The Dallas Morning News front page headline for Sunday, July 15, was LOST DALLAS. Mark Doty of the Dallas Preservation Society is the author of a new book of the same title. He chronicles landmark buildings in Dallas that are now gone. Most were destroyed by the wrecking ball as the city continued to grow and change.
Doty bemoans the “this for that” trend in Dallas construction. For example, the current site of the One AT & T Tower was built in 1980 on the site of the historic Baker Hotel. However, the Baker Hotel was built in 1925 on the site of the smaller red-bricked Oriental Hotel which was constructed in 1893. So the Oriental Hotel was demolished for the Baker Hotel and the Baker Hotel for the One AT & T Tower – “this for that.”
The book, LOST DALLAS, has pictures of 209 lost local landmarks. But the title “LOST DALLAS” means something different to me than the city’s reputation for tearing down its history. The word “lost” best describes the majority of the residents of Dallas.

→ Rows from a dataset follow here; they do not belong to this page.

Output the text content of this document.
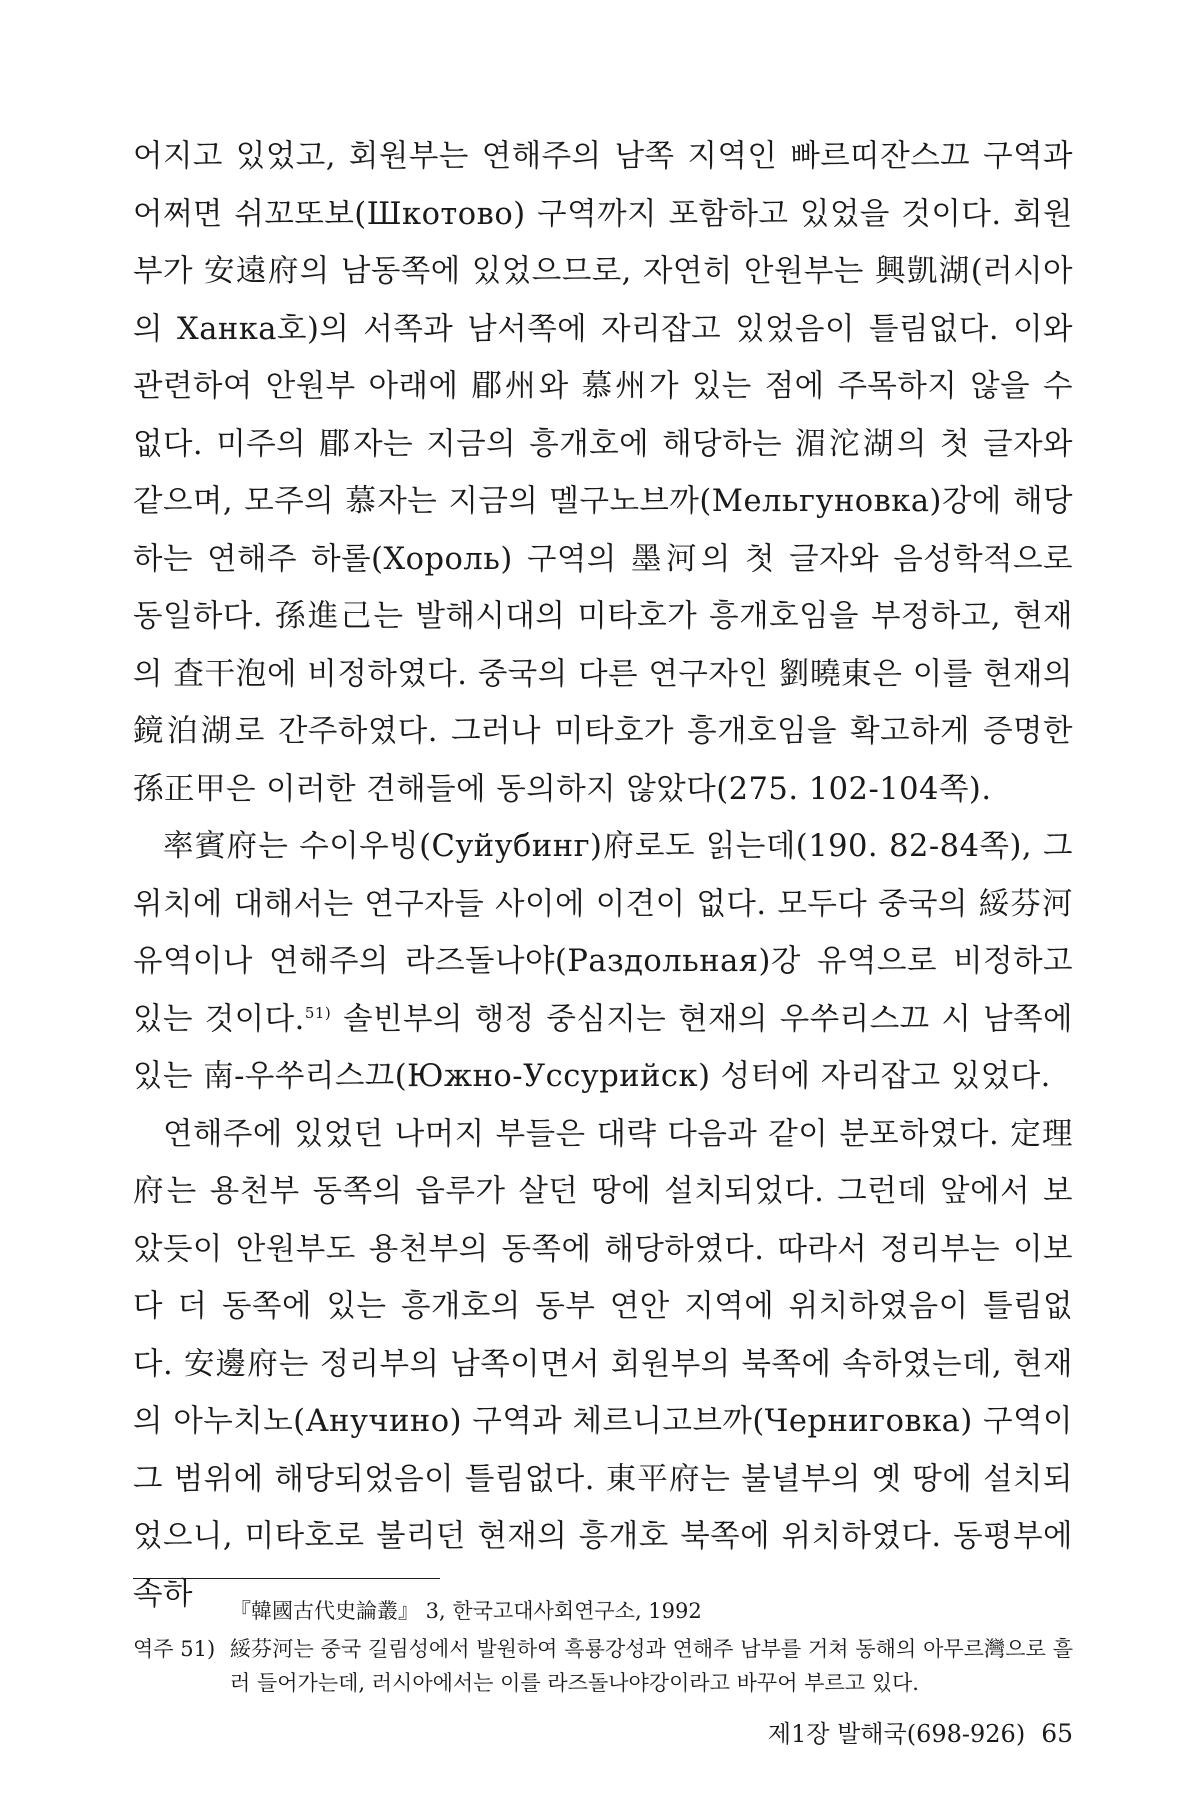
어지고 있었고, 회원부는 연해주의 남쪽 지역인 빠르띠잔스끄 구역과 어쩌면 쉬꼬또보(Шкотово) 구역까지 포함하고 있었을 것이다. 회원부가 安遠府의 남동쪽에 있었으므로, 자연히 안원부는 興凱湖(러시아의 Ханка호)의 서쪽과 남서쪽에 자리잡고 있었음이 틀림없다. 이와 관련하여 안원부 아래에 郿州와 慕州가 있는 점에 주목하지 않을 수 없다. 미주의 郿자는 지금의 흥개호에 해당하는 湄沱湖의 첫 글자와 같으며, 모주의 慕자는 지금의 멜구노브까(Мельгуновка)강에 해당하는 연해주 하롤(Хороль) 구역의 墨河의 첫 글자와 음성학적으로 동일하다. 孫進己는 발해시대의 미타호가 흥개호임을 부정하고, 현재의 査干泡에 비정하였다. 중국의 다른 연구자인 劉曉東은 이를 현재의 鏡泊湖로 간주하였다. 그러나 미타호가 흥개호임을 확고하게 증명한 孫正甲은 이러한 견해들에 동의하지 않았다(275. 102-104쪽).

率賓府는 수이우빙(Суйубинг)府로도 읽는데(190. 82-84쪽), 그 위치에 대해서는 연구자들 사이에 이견이 없다. 모두다 중국의 綏芬河 유역이나 연해주의 라즈돌나야(Раздольная)강 유역으로 비정하고 있는 것이다.$^{51)}$ 솔빈부의 행정 중심지는 현재의 우쑤리스끄 시 남쪽에 있는 南-우쑤리스끄(Южно-Уссурийск) 성터에 자리잡고 있었다.

연해주에 있었던 나머지 부들은 대략 다음과 같이 분포하였다. 定理府는 용천부 동쪽의 읍루가 살던 땅에 설치되었다. 그런데 앞에서 보았듯이 안원부도 용천부의 동쪽에 해당하였다. 따라서 정리부는 이보다 더 동쪽에 있는 흥개호의 동부 연안 지역에 위치하였음이 틀림없다. 安邊府는 정리부의 남쪽이면서 회원부의 북쪽에 속하였는데, 현재의 아누치노(Анучино) 구역과 체르니고브까(Черниговка) 구역이 그 범위에 해당되었음이 틀림없다. 東平府는 불녈부의 옛 땅에 설치되었으니, 미타호로 불리던 현재의 흥개호 북쪽에 위치하였다. 동평부에 속하	『韓國古代史論叢』 3, 한국고대사회연구소, 1992
역주 51) 綏芬河는 중국 길림성에서 발원하여 흑룡강성과 연해주 남부를 거쳐 동해의 아무르灣으로 흘러 들어가는데, 러시아에서는 이를 라즈돌나야강이라고 바꾸어 부르고 있다.
제1장 발해국(698-926) 65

Our city continues to grow in population, diversity, and lostness. From a spiritual perspective, we are a “lost Dallas.” Concerning the population of Dallas and Rockwall counties, missiologists estimate that at least two-thirds do not have an evangelical faith.
Jesus told three parables in Luke 15 about lostness. He described a lost sheep, a lost coin, and a lost son. Jesus revealed God’s heart toward the lost.